Remarque : on peut utiliser pour l'approche de cet aspect dans l'œuvre la grille pour la lecture du texte carnavalesque.

 

La pièce de Brecht présente nombre de caractéristiques qui l’apparentent à la tradition carnavalesque telle que l’a dégagée Mikhaïl Bakhtine dans ses ouvrages sur Rabelais et Dostoïevski.  Elle s’inscrit tout entière dans la logique carnavalesque, d’ambivalence et d’inversion ; elle recourt à de multiples formes de la parodie. Sa conception du temps est purement carnavalesque. Enfin, on y retrouve omniprésents les thèmes classiques de la littérature carnavalisée, comme le déguisement, le « temps joyeux », le « bas corporel », d’autres encore.

On sait que pour Bakhtine, une fonction essentielle de l’univers carnavalesque est de mettre en évidence les rouages de la vie sociale en montrant ce qu’ils ont de factice, de mensonger et d’injuste. Le carnaval dénonce, en s’en riant, toutes les formes de pouvoir que comporte la vie sociale.

Une fête carnavalesque

  • D’après Bakhtine, le mythe fondamental du carnaval s’incarne dans la séquence qu’il appelle du « couronnement-découronnement ». Un roi « à l’envers » (esclave, enfant, bouffon) est élu pour la durée du carnaval. Pendant la fête, c’est lui qui possède l’autorité ; et à l’issue de la période festive, il sera rituellement « découronné », symboliquement roué de coups ou mis à mort, clôture qui correspond à la réinstauration de l’ordre social.
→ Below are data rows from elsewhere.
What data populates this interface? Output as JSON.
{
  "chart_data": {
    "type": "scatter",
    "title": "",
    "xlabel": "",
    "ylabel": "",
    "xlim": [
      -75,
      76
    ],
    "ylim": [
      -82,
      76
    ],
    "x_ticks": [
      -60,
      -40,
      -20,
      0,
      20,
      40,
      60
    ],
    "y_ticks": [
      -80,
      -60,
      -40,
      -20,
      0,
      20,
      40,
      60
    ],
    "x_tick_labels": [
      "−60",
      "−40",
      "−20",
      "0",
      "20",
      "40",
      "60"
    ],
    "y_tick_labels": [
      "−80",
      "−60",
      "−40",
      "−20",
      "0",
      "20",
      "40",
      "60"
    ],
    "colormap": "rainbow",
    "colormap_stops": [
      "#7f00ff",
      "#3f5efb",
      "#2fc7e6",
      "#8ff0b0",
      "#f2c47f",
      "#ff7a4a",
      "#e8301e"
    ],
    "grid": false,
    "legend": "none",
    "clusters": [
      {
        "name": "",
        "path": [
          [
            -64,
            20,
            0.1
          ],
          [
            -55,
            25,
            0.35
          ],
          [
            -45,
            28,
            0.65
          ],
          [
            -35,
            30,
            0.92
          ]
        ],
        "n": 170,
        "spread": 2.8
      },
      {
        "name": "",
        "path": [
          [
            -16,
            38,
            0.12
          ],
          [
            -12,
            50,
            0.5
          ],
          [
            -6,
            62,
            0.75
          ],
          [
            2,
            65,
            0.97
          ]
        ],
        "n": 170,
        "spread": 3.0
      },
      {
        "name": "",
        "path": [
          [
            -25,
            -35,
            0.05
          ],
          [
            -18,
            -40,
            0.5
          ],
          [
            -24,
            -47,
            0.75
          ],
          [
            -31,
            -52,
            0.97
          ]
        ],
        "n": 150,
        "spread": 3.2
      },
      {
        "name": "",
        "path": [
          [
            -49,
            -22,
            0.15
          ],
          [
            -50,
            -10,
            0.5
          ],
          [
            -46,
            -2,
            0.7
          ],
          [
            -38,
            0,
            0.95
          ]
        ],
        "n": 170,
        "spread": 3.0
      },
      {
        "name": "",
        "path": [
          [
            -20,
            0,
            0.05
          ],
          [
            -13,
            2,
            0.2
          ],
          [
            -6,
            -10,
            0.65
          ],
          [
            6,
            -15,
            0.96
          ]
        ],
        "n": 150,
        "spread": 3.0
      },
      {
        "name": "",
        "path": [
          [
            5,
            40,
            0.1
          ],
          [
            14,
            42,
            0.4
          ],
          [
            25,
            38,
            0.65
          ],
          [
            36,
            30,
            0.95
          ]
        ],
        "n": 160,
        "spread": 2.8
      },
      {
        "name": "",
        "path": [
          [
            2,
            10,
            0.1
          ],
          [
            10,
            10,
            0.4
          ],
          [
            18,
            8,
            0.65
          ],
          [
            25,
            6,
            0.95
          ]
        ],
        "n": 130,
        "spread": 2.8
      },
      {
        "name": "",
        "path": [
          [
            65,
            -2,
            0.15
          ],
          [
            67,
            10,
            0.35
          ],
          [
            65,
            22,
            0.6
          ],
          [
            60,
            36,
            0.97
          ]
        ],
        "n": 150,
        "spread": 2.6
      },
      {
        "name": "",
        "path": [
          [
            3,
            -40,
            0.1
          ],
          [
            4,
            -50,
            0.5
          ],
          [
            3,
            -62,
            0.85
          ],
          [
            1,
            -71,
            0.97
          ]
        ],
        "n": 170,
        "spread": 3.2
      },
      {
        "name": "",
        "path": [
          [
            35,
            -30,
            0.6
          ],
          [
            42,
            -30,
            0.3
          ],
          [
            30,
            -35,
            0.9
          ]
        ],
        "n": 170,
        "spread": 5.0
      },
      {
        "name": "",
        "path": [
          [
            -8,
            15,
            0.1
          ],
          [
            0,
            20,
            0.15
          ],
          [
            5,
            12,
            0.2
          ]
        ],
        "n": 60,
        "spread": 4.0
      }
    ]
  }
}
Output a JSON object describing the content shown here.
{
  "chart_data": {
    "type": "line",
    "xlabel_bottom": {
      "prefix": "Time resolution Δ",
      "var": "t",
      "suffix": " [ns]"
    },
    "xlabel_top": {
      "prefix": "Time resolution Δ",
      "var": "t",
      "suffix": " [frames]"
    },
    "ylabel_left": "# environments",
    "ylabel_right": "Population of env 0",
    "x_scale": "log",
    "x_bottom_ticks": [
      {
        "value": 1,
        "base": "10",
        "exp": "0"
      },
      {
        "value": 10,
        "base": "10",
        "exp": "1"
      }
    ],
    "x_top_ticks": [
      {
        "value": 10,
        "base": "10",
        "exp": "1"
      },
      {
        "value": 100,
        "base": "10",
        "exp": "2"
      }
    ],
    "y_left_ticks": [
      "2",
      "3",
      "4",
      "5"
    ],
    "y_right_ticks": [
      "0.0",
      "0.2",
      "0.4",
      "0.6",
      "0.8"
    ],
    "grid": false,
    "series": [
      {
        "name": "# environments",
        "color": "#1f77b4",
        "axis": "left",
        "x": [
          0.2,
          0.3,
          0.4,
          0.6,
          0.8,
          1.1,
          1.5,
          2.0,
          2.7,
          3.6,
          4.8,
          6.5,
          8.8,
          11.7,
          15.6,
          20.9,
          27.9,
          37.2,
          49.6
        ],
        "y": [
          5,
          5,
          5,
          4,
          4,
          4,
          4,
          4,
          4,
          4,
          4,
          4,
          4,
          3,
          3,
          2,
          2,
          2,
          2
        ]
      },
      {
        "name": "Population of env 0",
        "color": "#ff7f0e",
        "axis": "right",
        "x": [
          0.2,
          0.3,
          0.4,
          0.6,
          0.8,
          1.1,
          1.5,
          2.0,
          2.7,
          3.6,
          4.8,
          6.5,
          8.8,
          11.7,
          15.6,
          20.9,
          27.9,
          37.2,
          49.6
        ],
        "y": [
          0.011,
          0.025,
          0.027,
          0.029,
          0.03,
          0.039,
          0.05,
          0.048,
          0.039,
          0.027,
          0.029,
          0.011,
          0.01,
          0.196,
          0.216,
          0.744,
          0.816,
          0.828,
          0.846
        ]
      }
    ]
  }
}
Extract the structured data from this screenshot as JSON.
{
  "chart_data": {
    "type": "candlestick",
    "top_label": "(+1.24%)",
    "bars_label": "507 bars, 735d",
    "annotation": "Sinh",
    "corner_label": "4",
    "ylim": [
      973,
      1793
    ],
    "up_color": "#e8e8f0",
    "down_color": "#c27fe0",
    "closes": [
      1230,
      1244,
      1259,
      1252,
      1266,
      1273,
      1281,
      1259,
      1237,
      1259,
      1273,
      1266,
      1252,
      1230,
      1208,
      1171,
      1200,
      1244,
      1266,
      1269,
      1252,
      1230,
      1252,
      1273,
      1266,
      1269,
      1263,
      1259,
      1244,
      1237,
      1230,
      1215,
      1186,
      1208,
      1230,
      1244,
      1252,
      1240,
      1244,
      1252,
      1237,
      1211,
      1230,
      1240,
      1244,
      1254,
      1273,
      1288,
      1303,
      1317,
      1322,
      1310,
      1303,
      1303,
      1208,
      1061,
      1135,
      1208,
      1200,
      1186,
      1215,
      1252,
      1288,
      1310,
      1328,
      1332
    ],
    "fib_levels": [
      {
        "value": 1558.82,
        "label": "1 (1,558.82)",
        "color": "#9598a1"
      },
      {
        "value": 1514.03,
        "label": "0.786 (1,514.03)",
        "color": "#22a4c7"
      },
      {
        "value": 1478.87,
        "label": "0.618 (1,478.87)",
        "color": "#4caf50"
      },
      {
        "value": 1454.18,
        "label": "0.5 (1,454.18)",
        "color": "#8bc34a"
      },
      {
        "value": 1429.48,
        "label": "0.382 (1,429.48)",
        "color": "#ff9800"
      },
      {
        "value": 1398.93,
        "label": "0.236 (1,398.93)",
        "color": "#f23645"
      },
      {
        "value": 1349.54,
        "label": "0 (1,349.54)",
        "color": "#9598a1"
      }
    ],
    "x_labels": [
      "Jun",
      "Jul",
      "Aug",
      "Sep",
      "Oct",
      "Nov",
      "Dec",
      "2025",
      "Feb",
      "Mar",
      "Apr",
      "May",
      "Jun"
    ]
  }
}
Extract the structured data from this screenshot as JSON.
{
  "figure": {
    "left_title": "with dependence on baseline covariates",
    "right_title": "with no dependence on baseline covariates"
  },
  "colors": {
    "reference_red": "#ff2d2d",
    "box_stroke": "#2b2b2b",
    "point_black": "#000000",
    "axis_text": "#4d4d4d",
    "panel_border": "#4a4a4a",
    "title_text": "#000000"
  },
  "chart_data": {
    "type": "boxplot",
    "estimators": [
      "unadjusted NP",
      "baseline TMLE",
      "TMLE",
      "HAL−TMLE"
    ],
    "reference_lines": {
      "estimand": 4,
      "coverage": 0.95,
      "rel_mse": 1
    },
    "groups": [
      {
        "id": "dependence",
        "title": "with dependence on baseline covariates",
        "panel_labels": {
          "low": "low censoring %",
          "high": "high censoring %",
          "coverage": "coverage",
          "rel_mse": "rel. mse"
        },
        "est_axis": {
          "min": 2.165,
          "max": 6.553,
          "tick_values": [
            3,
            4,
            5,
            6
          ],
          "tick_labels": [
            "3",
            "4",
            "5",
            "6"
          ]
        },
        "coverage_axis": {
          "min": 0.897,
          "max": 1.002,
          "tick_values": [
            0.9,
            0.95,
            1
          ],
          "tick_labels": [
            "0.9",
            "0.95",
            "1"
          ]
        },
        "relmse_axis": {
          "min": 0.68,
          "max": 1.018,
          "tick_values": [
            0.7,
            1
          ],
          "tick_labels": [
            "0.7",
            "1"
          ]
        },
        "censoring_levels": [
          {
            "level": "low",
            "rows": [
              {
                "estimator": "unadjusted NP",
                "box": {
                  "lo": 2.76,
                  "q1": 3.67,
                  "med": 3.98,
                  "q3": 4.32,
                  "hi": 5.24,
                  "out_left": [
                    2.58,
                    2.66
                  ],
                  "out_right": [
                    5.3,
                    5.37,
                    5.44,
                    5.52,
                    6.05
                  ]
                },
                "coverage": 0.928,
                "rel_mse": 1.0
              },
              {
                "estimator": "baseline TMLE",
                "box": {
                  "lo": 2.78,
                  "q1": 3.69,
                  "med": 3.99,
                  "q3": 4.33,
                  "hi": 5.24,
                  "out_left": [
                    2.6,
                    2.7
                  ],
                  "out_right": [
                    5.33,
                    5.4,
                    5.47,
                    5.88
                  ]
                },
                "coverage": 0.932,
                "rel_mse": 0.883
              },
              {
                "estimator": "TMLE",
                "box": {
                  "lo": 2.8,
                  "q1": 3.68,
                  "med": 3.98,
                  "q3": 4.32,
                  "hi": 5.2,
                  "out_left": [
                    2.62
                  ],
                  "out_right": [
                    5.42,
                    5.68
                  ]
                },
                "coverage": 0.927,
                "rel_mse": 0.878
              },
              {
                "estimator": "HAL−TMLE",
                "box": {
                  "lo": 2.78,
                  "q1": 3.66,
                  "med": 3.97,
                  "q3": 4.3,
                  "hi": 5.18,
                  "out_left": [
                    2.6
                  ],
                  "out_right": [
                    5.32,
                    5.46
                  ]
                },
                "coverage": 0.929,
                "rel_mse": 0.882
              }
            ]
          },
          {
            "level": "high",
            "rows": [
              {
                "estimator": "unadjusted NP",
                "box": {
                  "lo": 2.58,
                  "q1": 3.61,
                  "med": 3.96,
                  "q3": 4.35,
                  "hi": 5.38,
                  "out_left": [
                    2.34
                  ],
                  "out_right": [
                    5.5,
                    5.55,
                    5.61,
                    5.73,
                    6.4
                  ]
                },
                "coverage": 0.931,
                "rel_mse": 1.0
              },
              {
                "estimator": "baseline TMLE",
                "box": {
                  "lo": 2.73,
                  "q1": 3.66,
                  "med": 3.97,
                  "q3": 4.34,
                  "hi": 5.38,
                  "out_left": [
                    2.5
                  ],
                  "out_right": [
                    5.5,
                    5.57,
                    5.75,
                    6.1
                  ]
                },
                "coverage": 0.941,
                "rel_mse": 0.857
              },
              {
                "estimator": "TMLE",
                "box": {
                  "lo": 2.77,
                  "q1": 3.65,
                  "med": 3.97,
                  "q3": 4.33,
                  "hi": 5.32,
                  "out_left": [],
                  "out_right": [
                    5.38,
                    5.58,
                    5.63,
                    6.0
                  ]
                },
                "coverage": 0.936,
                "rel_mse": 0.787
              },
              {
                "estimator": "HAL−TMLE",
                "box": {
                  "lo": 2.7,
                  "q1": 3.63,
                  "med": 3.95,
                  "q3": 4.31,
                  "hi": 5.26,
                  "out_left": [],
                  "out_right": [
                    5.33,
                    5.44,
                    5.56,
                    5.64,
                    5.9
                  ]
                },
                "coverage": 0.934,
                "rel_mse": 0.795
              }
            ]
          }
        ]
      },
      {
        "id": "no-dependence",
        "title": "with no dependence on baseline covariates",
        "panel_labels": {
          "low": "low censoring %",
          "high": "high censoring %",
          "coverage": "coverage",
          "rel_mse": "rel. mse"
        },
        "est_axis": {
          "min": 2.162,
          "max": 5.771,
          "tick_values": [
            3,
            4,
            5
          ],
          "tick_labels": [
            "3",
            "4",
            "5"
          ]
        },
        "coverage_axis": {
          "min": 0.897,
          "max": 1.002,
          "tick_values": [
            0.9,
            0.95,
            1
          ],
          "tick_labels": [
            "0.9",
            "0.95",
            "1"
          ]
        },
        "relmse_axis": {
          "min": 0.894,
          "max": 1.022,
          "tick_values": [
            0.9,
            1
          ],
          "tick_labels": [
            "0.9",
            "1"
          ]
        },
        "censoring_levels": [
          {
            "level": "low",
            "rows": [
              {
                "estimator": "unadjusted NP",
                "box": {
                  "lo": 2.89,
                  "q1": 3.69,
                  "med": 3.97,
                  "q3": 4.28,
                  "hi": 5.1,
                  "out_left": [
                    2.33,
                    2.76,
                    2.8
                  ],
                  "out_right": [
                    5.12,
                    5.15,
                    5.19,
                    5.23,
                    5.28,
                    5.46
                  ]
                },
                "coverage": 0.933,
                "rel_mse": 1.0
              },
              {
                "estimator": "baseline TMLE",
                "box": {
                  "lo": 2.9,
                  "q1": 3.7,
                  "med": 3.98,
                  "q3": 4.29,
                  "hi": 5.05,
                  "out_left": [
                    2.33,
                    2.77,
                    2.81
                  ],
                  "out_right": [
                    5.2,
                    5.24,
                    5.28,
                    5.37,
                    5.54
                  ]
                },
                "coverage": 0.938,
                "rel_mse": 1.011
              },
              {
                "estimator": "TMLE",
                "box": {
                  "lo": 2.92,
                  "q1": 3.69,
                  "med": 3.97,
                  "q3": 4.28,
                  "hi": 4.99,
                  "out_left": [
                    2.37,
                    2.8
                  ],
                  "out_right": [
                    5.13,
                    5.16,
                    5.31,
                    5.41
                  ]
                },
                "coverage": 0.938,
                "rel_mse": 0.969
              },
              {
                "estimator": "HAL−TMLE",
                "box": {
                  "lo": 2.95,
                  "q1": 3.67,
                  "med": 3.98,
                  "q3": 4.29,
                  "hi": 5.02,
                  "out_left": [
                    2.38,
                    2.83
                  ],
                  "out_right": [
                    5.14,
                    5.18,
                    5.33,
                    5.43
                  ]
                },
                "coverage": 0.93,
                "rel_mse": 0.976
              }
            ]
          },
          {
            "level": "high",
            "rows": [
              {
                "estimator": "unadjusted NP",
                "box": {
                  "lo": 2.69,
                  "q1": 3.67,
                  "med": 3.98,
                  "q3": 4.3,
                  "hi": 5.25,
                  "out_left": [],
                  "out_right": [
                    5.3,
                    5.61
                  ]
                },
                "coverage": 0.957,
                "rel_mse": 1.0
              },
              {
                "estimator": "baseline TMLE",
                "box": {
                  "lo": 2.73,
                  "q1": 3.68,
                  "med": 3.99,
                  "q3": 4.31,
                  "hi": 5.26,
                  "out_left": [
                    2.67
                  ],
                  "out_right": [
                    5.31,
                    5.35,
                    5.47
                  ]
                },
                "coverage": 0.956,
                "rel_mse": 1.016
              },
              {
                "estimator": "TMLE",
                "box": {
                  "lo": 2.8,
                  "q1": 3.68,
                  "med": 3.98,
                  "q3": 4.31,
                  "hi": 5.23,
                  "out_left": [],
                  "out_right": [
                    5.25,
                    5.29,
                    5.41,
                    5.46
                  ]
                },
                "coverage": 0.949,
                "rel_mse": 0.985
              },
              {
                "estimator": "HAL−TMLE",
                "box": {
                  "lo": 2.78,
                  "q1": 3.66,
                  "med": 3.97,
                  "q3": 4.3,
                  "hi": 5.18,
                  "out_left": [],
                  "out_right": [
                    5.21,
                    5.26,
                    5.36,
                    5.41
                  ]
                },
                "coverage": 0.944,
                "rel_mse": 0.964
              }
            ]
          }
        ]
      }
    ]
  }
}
  • Dans L'opéra de quat'sous, Mackie incarne tout à fait le roi de carnaval, roi de ce monde à l’envers qu’est l’univers de la pègre. Une société qui reproduit, en les caricaturant, les règles de la société ordinaire. Dans la pièce, Mackie est souvent présenté comme héros, comme aristocrate, comme « gentleman » (p.67) ; le shérif Brown parle de lui comme d’« un grand homme ». Mackie est une sorte de héros à l’envers. Cette démystification de l’héroïsme, comme du militarisme en général, est à vrai dire omniprésente dans le théâtre de Brecht. C’en est sans doute une des composantes essentielles.

  • La royauté de Mackie se manifeste tout particulièrement lors du banquet de mariage, - la scène de banquet est également, depuis le dialogue socratique et la satire ménippée, typique de la tradition carnavalesque. Le mariage de Mackie et Polly dans une grange nous présente la grande fête du monde à l'envers, double parodique du monde réel.

  • Au terme de la cérémonie carnavalesque, le souverain de ce monde-bis devra connaître le découronnement. Mackie sera ainsi poursuivi par la police, à l’instigation de Peachum. On peut observer que tout cet épisode se présente comme une sorte de réécriture parodique de la passion du Christ. Pourchassé par la justice des homme, Mackie sera publiquement mis à mort dans une atmosphère de réjouissance populaire, celle du couronnement, qui évoque la pâque biblique. Sa pendaison doit avoir lieu un vendredi [2]. Le « découronnement » du roi Mackie, sa pendaison, est très clairement présenté par la pièce comme un joyeux spectacle, devant des spectateurs habillés de neuf, et dans une ambiance festive. Cette pendaison « joyeuse » fait encore intervenir, à travers la citation de la Ballade des pendus (« Nous avons cherché à nous élever : c’est fait » (p.87)), la thématique de l’inversion du haut et du bas, typique, comme on le sait, de l’univers carnavalesque [3].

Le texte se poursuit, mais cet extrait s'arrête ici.